A lot of people shudder when they hear the word fat. However there are some fats that the body needs for optimum functioning. They are named essential fatty acids (EFAs). EFAs are basically required by all living cells in the body to function properly. Therefore a lack of these can lead to many of the ailments associated with today’s living, for instance dry skin, joint pains, brittle hair, weak nails, heart disease and even cancer. Indicators show that over the years our eating habits have changed dramatically, leaving many people now lacking in these vital nutrients and furthermore, modern foods processing leaves many foods deficient in these oils. So, if you want to eat your way to good health, your diet has to be improved to include these essential fatty acids. The good sources for these oils are oily fish like mackerel, sardine, salmon etc. Other sources are walnuts and some other nuts, rapeseed oil amongst others. These are the essential fats.

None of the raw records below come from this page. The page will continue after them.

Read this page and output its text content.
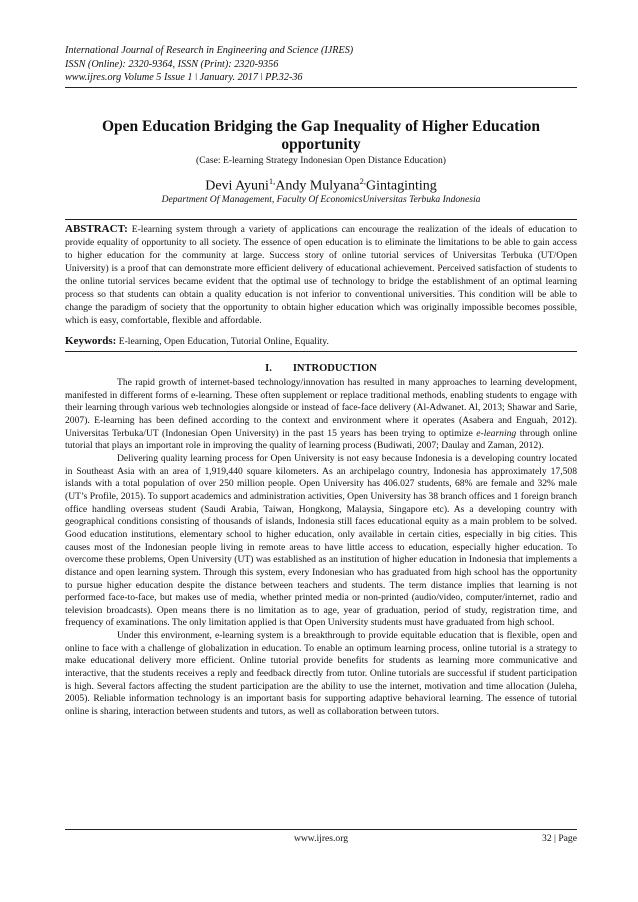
International Journal of Research in Engineering and Science (IJRES)
ISSN (Online): 2320-9364, ISSN (Print): 2320-9356
www.ijres.org Volume 5 Issue 1 ǀ January. 2017 ǀ PP.32-36
Open Education Bridging the Gap Inequality of Higher Education opportunity
(Case: E-learning Strategy Indonesian Open Distance Education)
Devi Ayuni$^{1,}$Andy Mulyana$^{2,}$Gintaginting
Department Of Management, Faculty Of EconomicsUniversitas Terbuka Indonesia
ABSTRACT: E-learning system through a variety of applications can encourage the realization of the ideals of education to provide equality of opportunity to all society. The essence of open education is to eliminate the limitations to be able to gain access to higher education for the community at large. Success story of online tutorial services of Universitas Terbuka (UT/Open University) is a proof that can demonstrate more efficient delivery of educational achievement. Perceived satisfaction of students to the online tutorial services became evident that the optimal use of technology to bridge the establishment of an optimal learning process so that students can obtain a quality education is not inferior to conventional universities. This condition will be able to change the paradigm of society that the opportunity to obtain higher education which was originally impossible becomes possible, which is easy, comfortable, flexible and affordable.
Keywords: E-learning, Open Education, Tutorial Online, Equality.
I.        INTRODUCTION

The rapid growth of internet-based technology/innovation has resulted in many approaches to learning development, manifested in different forms of e-learning. These often supplement or replace traditional methods, enabling students to engage with their learning through various web technologies alongside or instead of face-face delivery (Al-Adwanet. Al, 2013; Shawar and Sarie, 2007). E-learning has been defined according to the context and environment where it operates (Asabera and Enguah, 2012). Universitas Terbuka/UT (Indonesian Open University) in the past 15 years has been trying to optimize e-learning through online tutorial that plays an important role in improving the quality of learning process (Budiwati, 2007; Daulay and Zaman, 2012).

Delivering quality learning process for Open University is not easy because Indonesia is a developing country located in Southeast Asia with an area of 1,919,440 square kilometers. As an archipelago country, Indonesia has approximately 17,508 islands with a total population of over 250 million people. Open University has 406.027 students, 68% are female and 32% male (UT’s Profile, 2015). To support academics and administration activities, Open University has 38 branch offices and 1 foreign branch office handling overseas student (Saudi Arabia, Taiwan, Hongkong, Malaysia, Singapore etc). As a developing country with geographical conditions consisting of thousands of islands, Indonesia still faces educational equity as a main problem to be solved. Good education institutions, elementary school to higher education, only available in certain cities, especially in big cities. This causes most of the Indonesian people living in remote areas to have little access to education, especially higher education. To overcome these problems, Open University (UT) was established as an institution of higher education in Indonesia that implements a distance and open learning system. Through this system, every Indonesian who has graduated from high school has the opportunity to pursue higher education despite the distance between teachers and students. The term distance implies that learning is not performed face-to-face, but makes use of media, whether printed media or non-printed (audio/video, computer/internet, radio and television broadcasts). Open means there is no limitation as to age, year of graduation, period of study, registration time, and frequency of examinations. The only limitation applied is that Open University students must have graduated from high school.

Under this environment, e-learning system is a breakthrough to provide equitable education that is flexible, open and online to face with a challenge of globalization in education. To enable an optimum learning process, online tutorial is a strategy to make educational delivery more efficient. Online tutorial provide benefits for students as learning more communicative and interactive, that the students receives a reply and feedback directly from tutor. Online tutorials are successful if student participation is high. Several factors affecting the student participation are the ability to use the internet, motivation and time allocation (Juleha, 2005). Reliable information technology is an important basis for supporting adaptive behavioral learning. The essence of tutorial online is sharing, interaction between students and tutors, as well as collaboration between tutors.

www.ijres.org	32 | Page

Saturated fats are solid at room temperature and are found in animal fats, such as meat and cheese. Too much can lead to high cholesterol levels, which has been lucked with heart disease. These are the bad fats.

Monounsaturated fats help to increase levels of good cholesterol in the body by removing bad cholesterol from the blood. Find them in nuts, peanut butter, avocado and olive oil.

Polyunsaturated fats are found in plant and fish and are usually liquid at room temperature unlike saturated fats they can’t be made in the body so we need to include them in our diet. These are the good fats.

They combine with oxygen and form free radicals that damage tissues and can put you at a higher risk for coronary heart disease and cancer, but some of these fats are necessary.

Omega 3s as are particularly important for reducing blood dotting and are found in polyunsaturated fats. When combined with a low intake of saturated fats they can actually help to decrease your risk of developing coronary heart disease, and can be found in oily fish.

Omega 6s are found primarily in vegetable oils, like sunflower seeds, sesame and safflower seed oil. These oils (like omega 3s) have the ability to regulate the delicate balance of lipoproteins and can reduce bad cholesterol and increase the good.